Mikhail Izrailevich Fichtenholz (1 June 1920 - 4 June 1985) was a Soviet violinist. A pupil of the eminent pedagogue Pyotr Stolyarsky, he won the national competition for young performers in Leningrad (St. Petersburg) at the age of 15.

In 1937, at one of the most prestigious international competitions of its time, the Eugène Ysaÿe Competition, Stoliarsky students caused a sensation. Top prizes were garnered by David Oistrakh, Boris Goldshtein (Goldstein), Yelizaveta Gilels and Mikhail Fikhtengoltz.
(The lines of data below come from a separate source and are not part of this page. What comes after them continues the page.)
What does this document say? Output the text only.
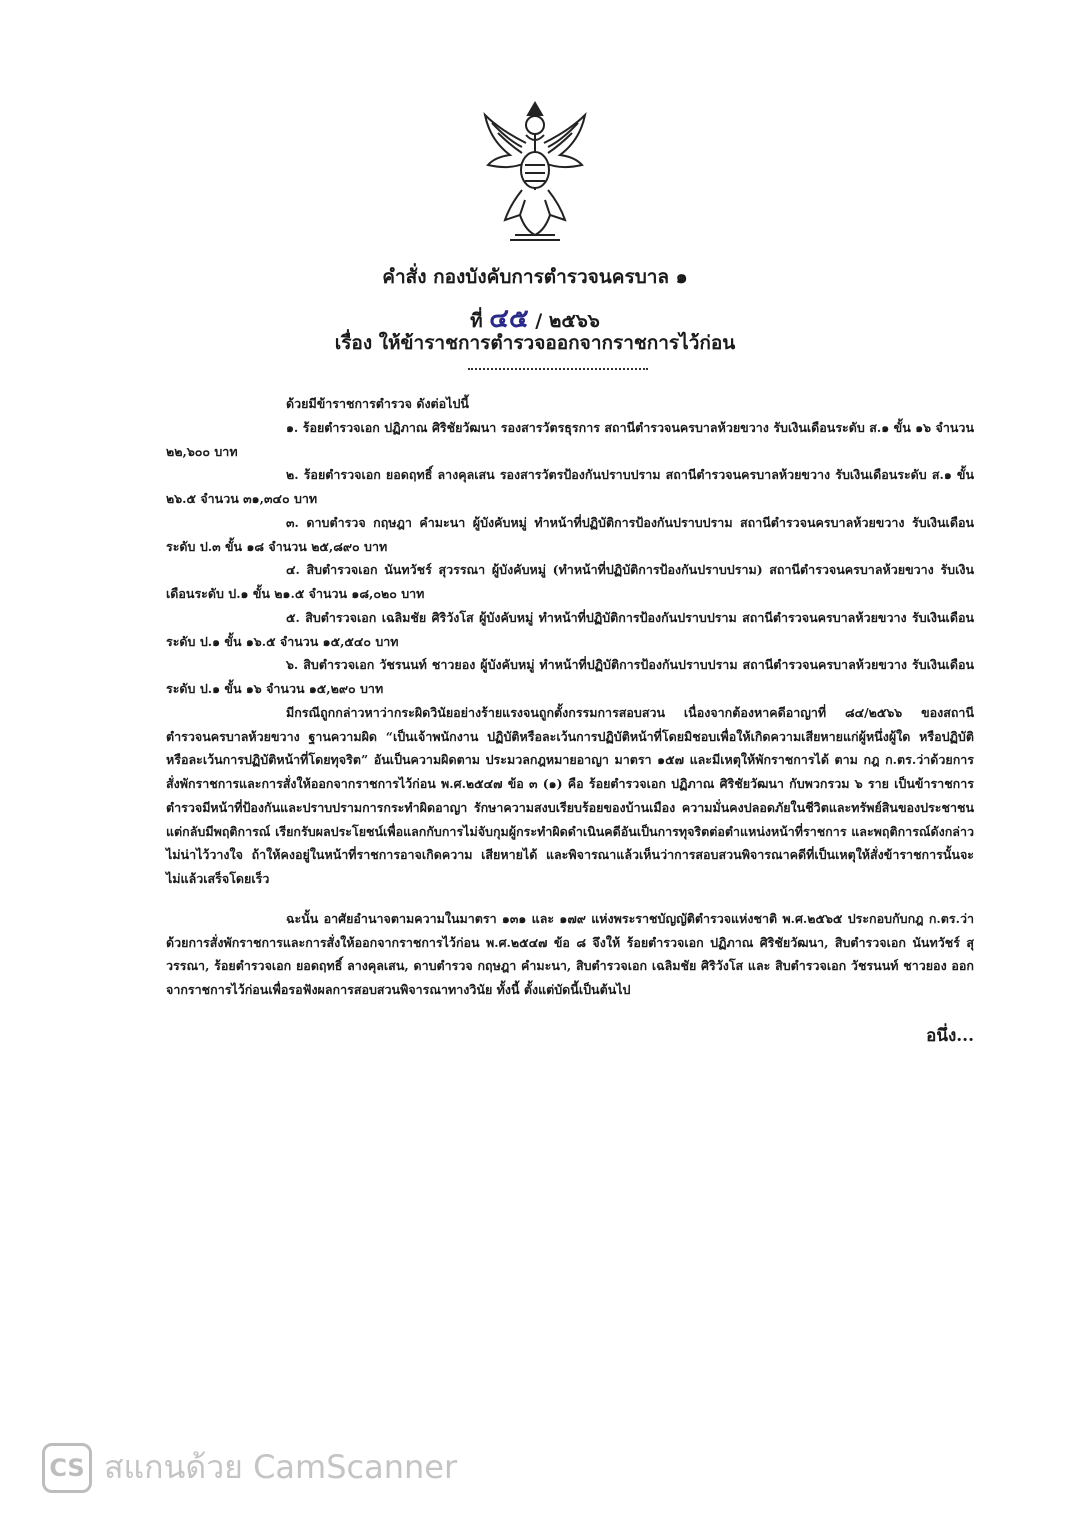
คำสั่ง กองบังคับการตำรวจนครบาล ๑
ที่ ๔๕ / ๒๕๖๖
เรื่อง ให้ข้าราชการตำรวจออกจากราชการไว้ก่อน

ด้วยมีข้าราชการตำรวจ ดังต่อไปนี้

๑. ร้อยตำรวจเอก ปฏิภาณ ศิริชัยวัฒนา รองสารวัตรธุรการ สถานีตำรวจนครบาลห้วยขวาง รับเงินเดือนระดับ ส.๑ ขั้น ๑๖ จำนวน ๒๒,๖๐๐ บาท

๒. ร้อยตำรวจเอก ยอดฤทธิ์ ลางคุลเสน รองสารวัตรป้องกันปราบปราม สถานีตำรวจนครบาลห้วยขวาง รับเงินเดือนระดับ ส.๑ ขั้น ๒๖.๕ จำนวน ๓๑,๓๔๐ บาท

๓. ดาบตำรวจ กฤษฎา คำมะนา ผู้บังคับหมู่ ทำหน้าที่ปฏิบัติการป้องกันปราบปราม สถานีตำรวจนครบาลห้วยขวาง รับเงินเดือนระดับ ป.๓ ขั้น ๑๘ จำนวน ๒๕,๘๙๐ บาท

๔. สิบตำรวจเอก นันทวัชร์ สุวรรณา ผู้บังคับหมู่ (ทำหน้าที่ปฏิบัติการป้องกันปราบปราม) สถานีตำรวจนครบาลห้วยขวาง รับเงินเดือนระดับ ป.๑ ขั้น ๒๑.๕ จำนวน ๑๘,๐๒๐ บาท

๕. สิบตำรวจเอก เฉลิมชัย ศิริวังโส ผู้บังคับหมู่ ทำหน้าที่ปฏิบัติการป้องกันปราบปราม สถานีตำรวจนครบาลห้วยขวาง รับเงินเดือนระดับ ป.๑ ขั้น ๑๖.๕ จำนวน ๑๕,๕๔๐ บาท

๖. สิบตำรวจเอก วัชรนนท์ ชาวยอง ผู้บังคับหมู่ ทำหน้าที่ปฏิบัติการป้องกันปราบปราม สถานีตำรวจนครบาลห้วยขวาง รับเงินเดือนระดับ ป.๑ ขั้น ๑๖ จำนวน ๑๕,๒๙๐ บาท

มีกรณีถูกกล่าวหาว่ากระผิดวินัยอย่างร้ายแรงจนถูกตั้งกรรมการสอบสวน เนื่องจากต้องหาคดีอาญาที่ ๘๔/๒๕๖๖ ของสถานีตำรวจนครบาลห้วยขวาง ฐานความผิด “เป็นเจ้าพนักงาน ปฏิบัติหรือละเว้นการปฏิบัติหน้าที่โดยมิชอบเพื่อให้เกิดความเสียหายแก่ผู้หนึ่งผู้ใด หรือปฏิบัติหรือละเว้นการปฏิบัติหน้าที่โดยทุจริต” อันเป็นความผิดตาม ประมวลกฎหมายอาญา มาตรา ๑๕๗ และมีเหตุให้พักราชการได้ ตาม กฎ ก.ตร.ว่าด้วยการสั่งพักราชการและการสั่งให้ออกจากราชการไว้ก่อน พ.ศ.๒๕๔๗ ข้อ ๓ (๑) คือ ร้อยตำรวจเอก ปฏิภาณ ศิริชัยวัฒนา กับพวกรวม ๖ ราย เป็นข้าราชการตำรวจมีหน้าที่ป้องกันและปราบปรามการกระทำผิดอาญา รักษาความสงบเรียบร้อยของบ้านเมือง ความมั่นคงปลอดภัยในชีวิตและทรัพย์สินของประชาชน แต่กลับมีพฤติการณ์ เรียกรับผลประโยชน์เพื่อแลกกับการไม่จับกุมผู้กระทำผิดดำเนินคดีอันเป็นการทุจริตต่อตำแหน่งหน้าที่ราชการ และพฤติการณ์ดังกล่าวไม่น่าไว้วางใจ ถ้าให้คงอยู่ในหน้าที่ราชการอาจเกิดความ เสียหายได้ และพิจารณาแล้วเห็นว่าการสอบสวนพิจารณาคดีที่เป็นเหตุให้สั่งข้าราชการนั้นจะไม่แล้วเสร็จโดยเร็ว

ฉะนั้น อาศัยอำนาจตามความในมาตรา ๑๓๑ และ ๑๗๙ แห่งพระราชบัญญัติตำรวจแห่งชาติ พ.ศ.๒๕๖๕ ประกอบกับกฎ ก.ตร.ว่าด้วยการสั่งพักราชการและการสั่งให้ออกจากราชการไว้ก่อน พ.ศ.๒๕๔๗ ข้อ ๘ จึงให้ ร้อยตำรวจเอก ปฏิภาณ ศิริชัยวัฒนา, สิบตำรวจเอก นันทวัชร์ สุวรรณา, ร้อยตำรวจเอก ยอดฤทธิ์ ลางคุลเสน, ดาบตำรวจ กฤษฎา คำมะนา, สิบตำรวจเอก เฉลิมชัย ศิริวังโส และ สิบตำรวจเอก วัชรนนท์ ชาวยอง ออกจากราชการไว้ก่อนเพื่อรอฟังผลการสอบสวนพิจารณาทางวินัย ทั้งนี้ ตั้งแต่บัดนี้เป็นต้นไป

อนึ่ง...
CS สแกนด้วย CamScanner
"The results of the sessions created a profound impression: the Soviet school, with an assurance that bordered on arrogance, carried off all the prizes from the first down. The latter was awarded without the slightest discussion to the great David Oistrakh. Everyone else had to be content with crumbs; the Belgian violin school, though still a source of pride, failed, and its absence at the final was much commented on; Arthur Grumiaux and Carlo Van Neste, both young and inexperienced, were not able to convince the jury."

He would go on to become a pedagogue as did David Oistrakh, Elizaveta Gilels, and others.

During the height of Joseph Stalin's regime (Great Purge), Mikhail married the daughter of a high-ranking government official, who subsequently was executed as an "enemy of the people". His relatives immediately fell out of favor and Mikhail was told to divorce his politically stained wife. Fikhtengoltz refused to divorce her and immediately had all prestigious concerts cancelled. The nervous strain was heavy on him, and one of his hands failed - after a few minutes of playing, pain forced him to stop.

Fikhtengoltz started making arrangements of popular piano and orchestral pieces, working in the studio, where he could always take a break and endure the pain. He was also increasingly getting into teaching, and soon after he was teaching at the Gnessin State Musical College in Moscow.

During the mid-Sixties a leading psychotherapist ventured to get Mikhail playing again. Much to his colleagues’ surprise, the man quickly restored mobility to Mikhail’s failing hand. Mikhail rehearsed day and night, and after 23 years away from the stage, he began playing again.
The strain to retrieve the time he had lost was great, and he died of a heart attack at the age of 65.

Picking up where her father left off, Natalya Fikhtengoltz, a violinist and teacher, is bringing up her students in the traditions bequeathed by the late Pyotr Stolyarsky. She has also released a series of CDs with recordings once made by her late father.